Hogan murió en su casa en Clearwater, Florida, en la madrugada, pocas semanas después de haberse sometido a una importante cirugía de cuello.

La causa del fallecimiento fue confirmada como paro cardíaco. En mayo de 2025, Hogan se sometió a una discectomía cervical anterior de cuatro niveles con fusión, un procedimiento espinal serio para tratar problemas crónicos de cuello causados por años de lucha. Aunque su esposa, Sky Daily, había asegurado a los fans que su corazón estaba fuerte y que se estaba recuperando bien, todo indica que surgieron complicaciones posteriores a la operación. Se reporta que sufrió una reacción adversa relacionada con la cirugía, lo cual pudo haber influido en su paro cardíaco repentino.
La noticia de su fallecimiento sacudió al mundo de la lucha libre. Conocido por su carisma, frases icónicas y su presencia imponente en el ring de la WWE durante las décadas de 1980 y 1990, Hogan era un nombre familiar y una figura central de la cultura pop. Luchadores, celebridades y fans de todo el mundo inundaron las redes sociales con homenajes, recordándolo como uno de los mejores luchadores de todos los tiempos.
Aunque el paro cardíaco fue la causa directa, es probable que el estrés físico derivado de su reciente cirugía haya contribuido al desenlace fatal.
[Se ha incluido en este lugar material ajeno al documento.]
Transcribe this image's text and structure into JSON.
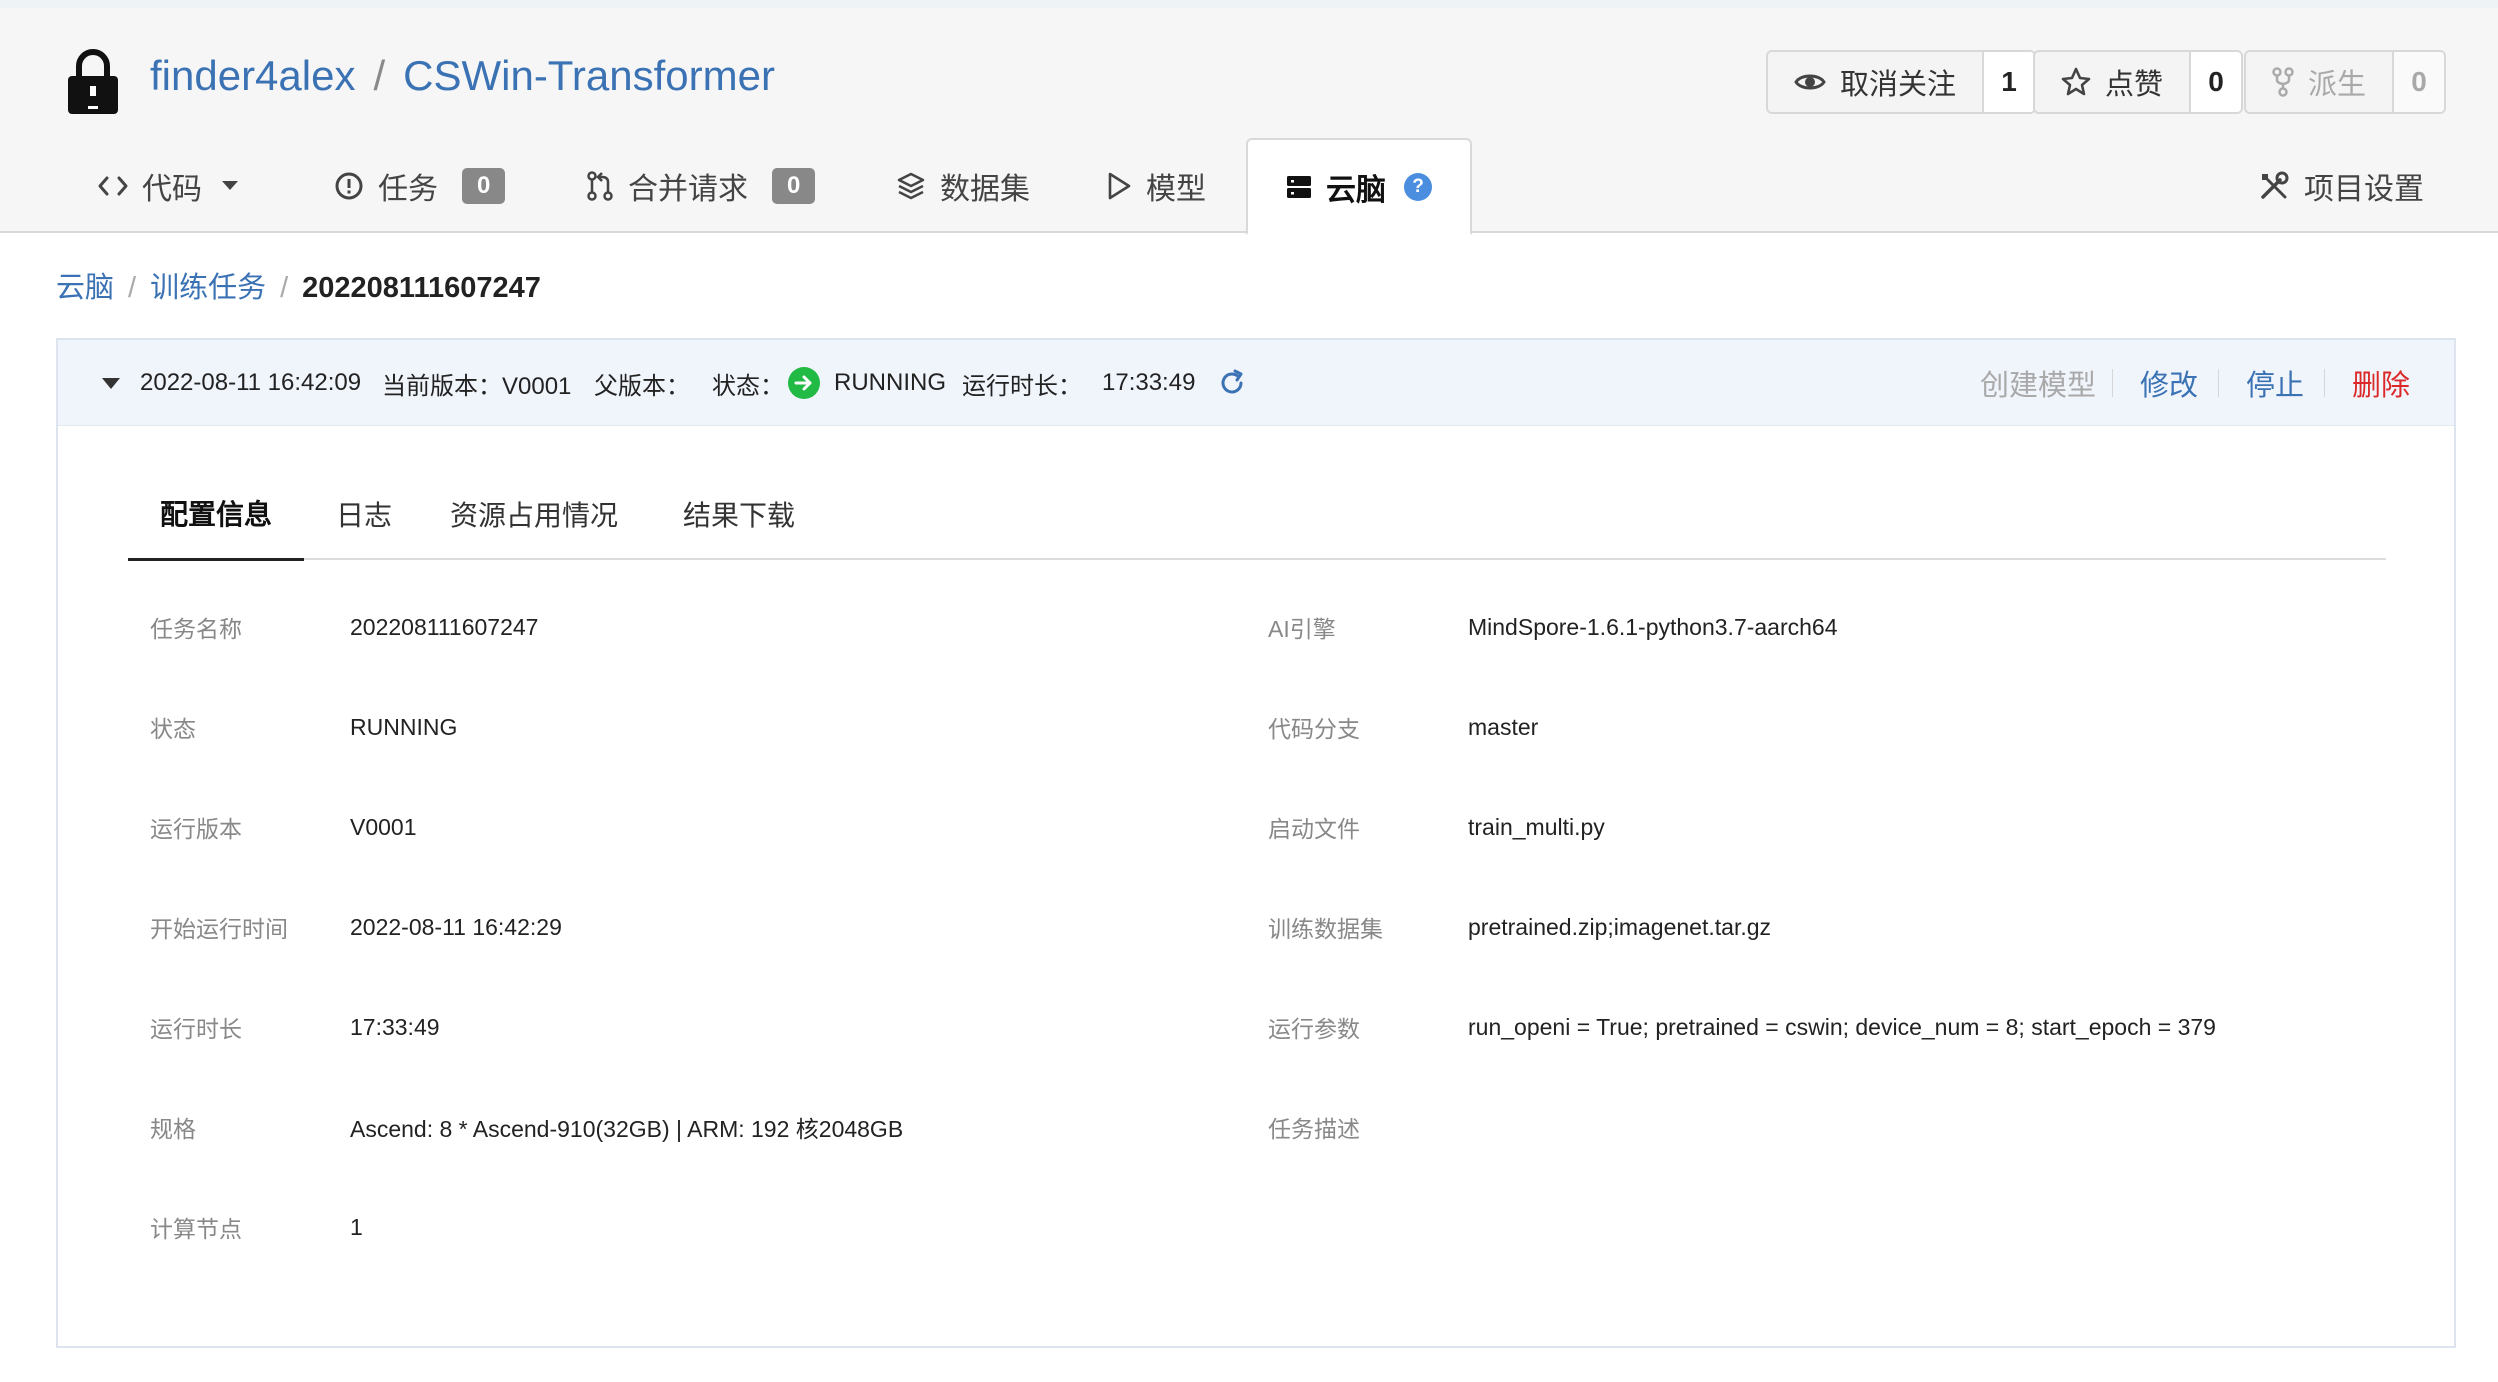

La muerte de Hulk Hogan marca el fin de una era y deja un legado que va mucho más allá del deporte que ayudó a definir.
Hulk Hogan fue uno de los superestrellas más icónicos de la WWE, alcanzando la fama en los años 80 como el rostro de la compañía. Conocido por su carisma, su personaje de "Hulkamania" y su estilo poderoso sobre el ring, encabezó múltiples ediciones de WrestleMania y ganó seis Campeonatos de la WWE. Sus rivalidades con André el Gigante, Randy Savage y The Ultimate Warrior definieron una época. Más tarde se unió a WCW, donde formó la legendaria facción nWo. Su regreso a la WWE a principios de los 2000 consolidó aún más su legado. El impacto de Hogan trascendió la lucha libre, convirtiéndolo en un ícono global de la cultura pop y miembro del Salón de la Fama del entretenimiento deportivo.